San Francisco-based Salesforce.com has announced the release of Salesforce1, a new platform introducing social media aspects to its customer relationship management (CRM) software. 

Taking a year to make and several revamps, Salesforce1 can easily be made to work on any device from desktops to smartphones. This also includes integration with services Dropbox, Evernote, Kenandy and Linkedin. 

"Welcome to the Internet of Customers-where every company can connect every app, employee, partner, product and device with their customer using the power of social, mobile and cloud," read Saleforce's press release.

Built API-first to enable developers to build the next generation of connected apps, Salesforce1 allows app creation that's more personalized and quicker than previous iterations. Through the Salesforce1 Mobile App built into Salesforce1 Customer Platform, end users can literally experience the software anywhere. The app is available in Apple App Store as well as Google Play Store.

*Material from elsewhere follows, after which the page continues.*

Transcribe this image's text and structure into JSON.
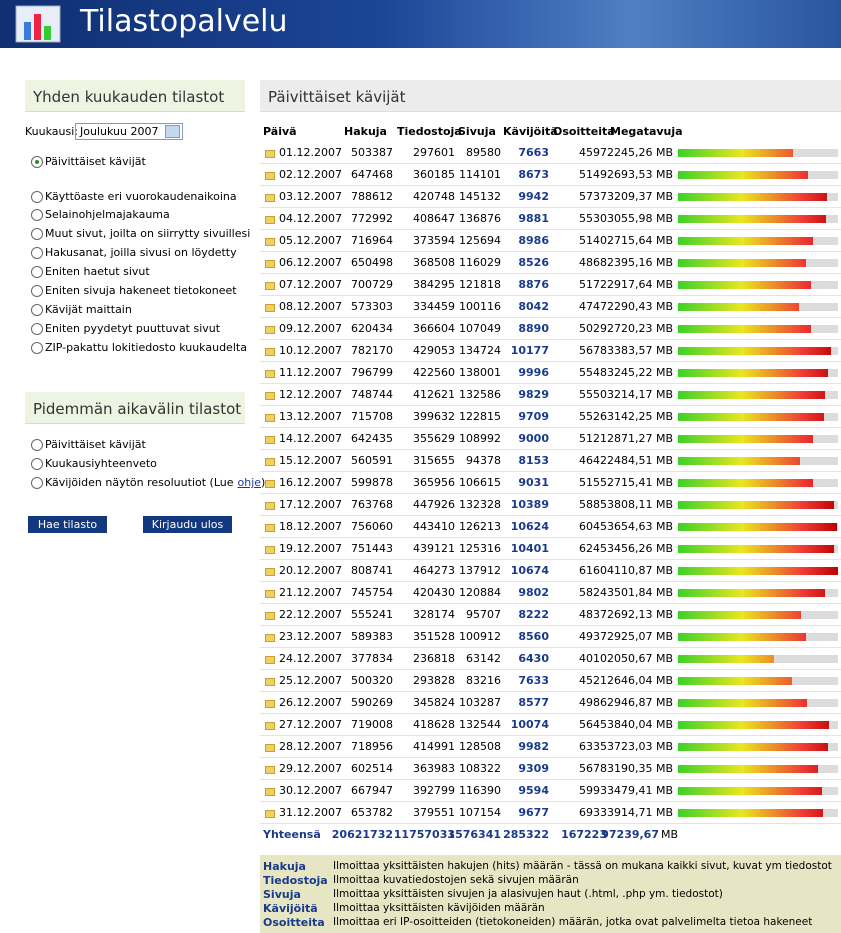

Sales reps can now deliver service everywhere to solve cases faster and leverage the more than 2,000 available apps on AppExchange.  Admins can be empowered to instantly make all their existing Salesforce apps future proof and offer customers 1:1 engagements at scale through custom automated marketing campaigns. 

News comes as the biggest maker of customer-management software forecast fiscal fourth-quarter revenue beyond analysts' expectations, according to reports

Salesforce CEO Marc Benioff spent more than $3 billion to purchase marketing software companies including ExactTarget Inc., helping expand the company's reach and bolster shares upwards of 27 percent since its prior earnings report in August. 

"Salesforce1 is not a new version of Salesforce, it is a new vision for the industry," said Benioff. "I don't use a laptop anymore. I don't even use an iPad. I just use this iPhone 5 and I run the company from that." 

Recently, Salesforce also announced a partnership with Hewlett-Packard Co. This allows customers to buy additional computing power for their software using HP's gear while running inside Salesforce's data centers.